It would appear that imitation is indeed the greatest form of flattery, especially when it comes to Halloween costume sales in an election year.
According to this article in the San Francisco Chronicle, sales of Halloween masks often mirror the popularity candidates enjoy with the public and hint at the ultimate winner of presidential elections. Spirit Halloween, one of the largest costume retailers in the U.S., says that the Obama mask is leading with 64% of the retailer’s nationwide mask sales.
Spirit Halloween’s “Presidential Index” based on mask sales has accurately predicted election winners since way back in the glory days of 1996. Nothing about this survey is scientific, of course, but PR experts know that our business has as much to do with timing and circumstance as psychology and hard science.
PR professionals are trained to extrapolate meaning and patterns from even the quirkiest of correlations and relationships.
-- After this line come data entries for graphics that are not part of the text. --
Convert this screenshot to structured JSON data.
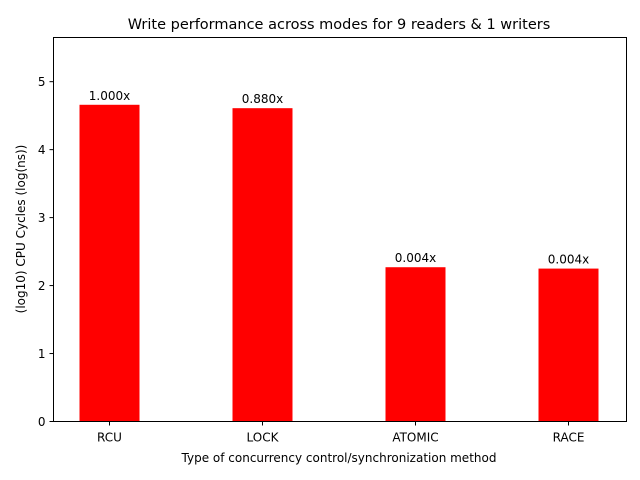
{
  "chart_data": {
    "type": "bar",
    "title": "Write performance across modes for 9 readers & 1 writers",
    "xlabel": "Type of concurrency control/synchronization method",
    "ylabel": "(log10) CPU Cycles (log(ns))",
    "categories": [
      "RCU",
      "LOCK",
      "ATOMIC",
      "RACE"
    ],
    "values": [
      4.66,
      4.61,
      2.27,
      2.25
    ],
    "bar_labels": [
      "1.000x",
      "0.880x",
      "0.004x",
      "0.004x"
    ],
    "ylim": [
      0,
      5.65
    ],
    "yticks": [
      0,
      1,
      2,
      3,
      4,
      5
    ],
    "grid": false,
    "legend": "none",
    "bar_color": "#ff0000"
  }
}
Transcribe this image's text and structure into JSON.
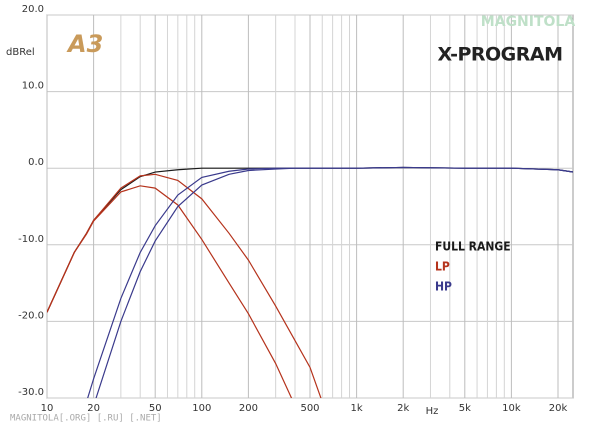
{
  "chart_data": {
    "type": "line",
    "title": "X-PROGRAM",
    "logo": "A3",
    "watermark": "MAGNITOLA",
    "footer": "MAGNITOLA[.ORG] [.RU] [.NET]",
    "y_label": "dBRel",
    "x_label": "Hz",
    "x_log": true,
    "grid": true,
    "xlim": [
      10,
      25000
    ],
    "ylim": [
      -30,
      20
    ],
    "xticks": [
      10,
      20,
      50,
      100,
      200,
      500,
      {
        "value": 1000,
        "label": "1k"
      },
      {
        "value": 2000,
        "label": "2k"
      },
      {
        "value": 5000,
        "label": "5k"
      },
      {
        "value": 10000,
        "label": "10k"
      },
      {
        "value": 20000,
        "label": "20k"
      }
    ],
    "xminorticks": [
      30,
      40,
      60,
      70,
      80,
      90,
      300,
      400,
      600,
      700,
      800,
      900,
      3000,
      4000,
      6000,
      7000,
      8000,
      9000
    ],
    "yticks": [
      {
        "value": 20,
        "label": "20.0"
      },
      {
        "value": 10,
        "label": "10.0"
      },
      {
        "value": 0,
        "label": "0.0"
      },
      {
        "value": -10,
        "label": "-10.0"
      },
      {
        "value": -20,
        "label": "-20.0"
      },
      {
        "value": -30,
        "label": "-30.0"
      }
    ],
    "x": [
      10,
      15,
      18,
      20,
      30,
      40,
      50,
      70,
      100,
      150,
      200,
      300,
      400,
      500,
      600,
      1000,
      2000,
      5000,
      10000,
      20000,
      25000
    ],
    "series": [
      {
        "name": "FULL RANGE",
        "color": "#1a1a1a",
        "values": [
          -18.8,
          -11,
          -8.5,
          -6.8,
          -2.8,
          -1.1,
          -0.5,
          -0.2,
          0,
          0,
          0,
          0,
          0,
          0,
          0,
          0,
          0.1,
          0,
          0,
          -0.2,
          -0.5
        ]
      },
      {
        "name": "LP",
        "color": "#b5331c",
        "values": [
          -18.8,
          -11,
          -8.6,
          -6.9,
          -3.1,
          -2.3,
          -2.6,
          -4.8,
          -9.3,
          -15,
          -19,
          -25.5,
          -31,
          null,
          null,
          null,
          null,
          null,
          null,
          null,
          null
        ]
      },
      {
        "name": "LP",
        "color": "#b5331c",
        "values": [
          -18.8,
          -11,
          -8.5,
          -6.8,
          -2.6,
          -1,
          -0.8,
          -1.6,
          -4,
          -8.5,
          -12,
          -18,
          -22.5,
          -26,
          -30.5,
          null,
          null,
          null,
          null,
          null,
          null
        ]
      },
      {
        "name": "HP",
        "color": "#3a3a8c",
        "values": [
          null,
          null,
          -30.5,
          -27.5,
          -17,
          -11,
          -7.5,
          -3.5,
          -1.2,
          -0.4,
          -0.1,
          0,
          0,
          0,
          0,
          0,
          0.1,
          0,
          0,
          -0.2,
          -0.5
        ]
      },
      {
        "name": "HP",
        "color": "#3a3a8c",
        "values": [
          null,
          null,
          null,
          -31,
          -20,
          -13.5,
          -9.5,
          -5,
          -2.2,
          -0.8,
          -0.3,
          -0.1,
          0,
          0,
          0,
          0,
          0.1,
          0,
          0,
          -0.2,
          -0.5
        ]
      }
    ]
  }
}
This type of data is our Mars Rover, and seeing human behavior in a new and revealing way for the first time is our ancient Martian streambed. In other words, this is PR geek stuff.
Masks have been around for centuries, and there isn’t a respectable large-scale museum in the world that doesn’t have some masks in it somewhere: the ancient Aztec exhibit, the African heritage wing, the golden Egyptian death mask case–the list goes on indefinitely.
Don’t let Halloween fool you. Despite the free M&Ms and squashed pumpkins, Halloween masks are a barometer for the current state—pop, political, financial or other—of our nation’s culture. With October arriving on Monday and the election rapidly approaching, images of Obama and Romney are everywhere–and the public is reacting.
Political affiliations aside, we all only have one moment to vote. But Halloween night allows us to be the people we vote for, and many Americans will soon exercise their freedom to do so. What does this say about the American public and its relationship with politicians? Only that we want to be part of our political system and represent the people who represent us.
And that’s much healthier than wanting to be a Kardashian.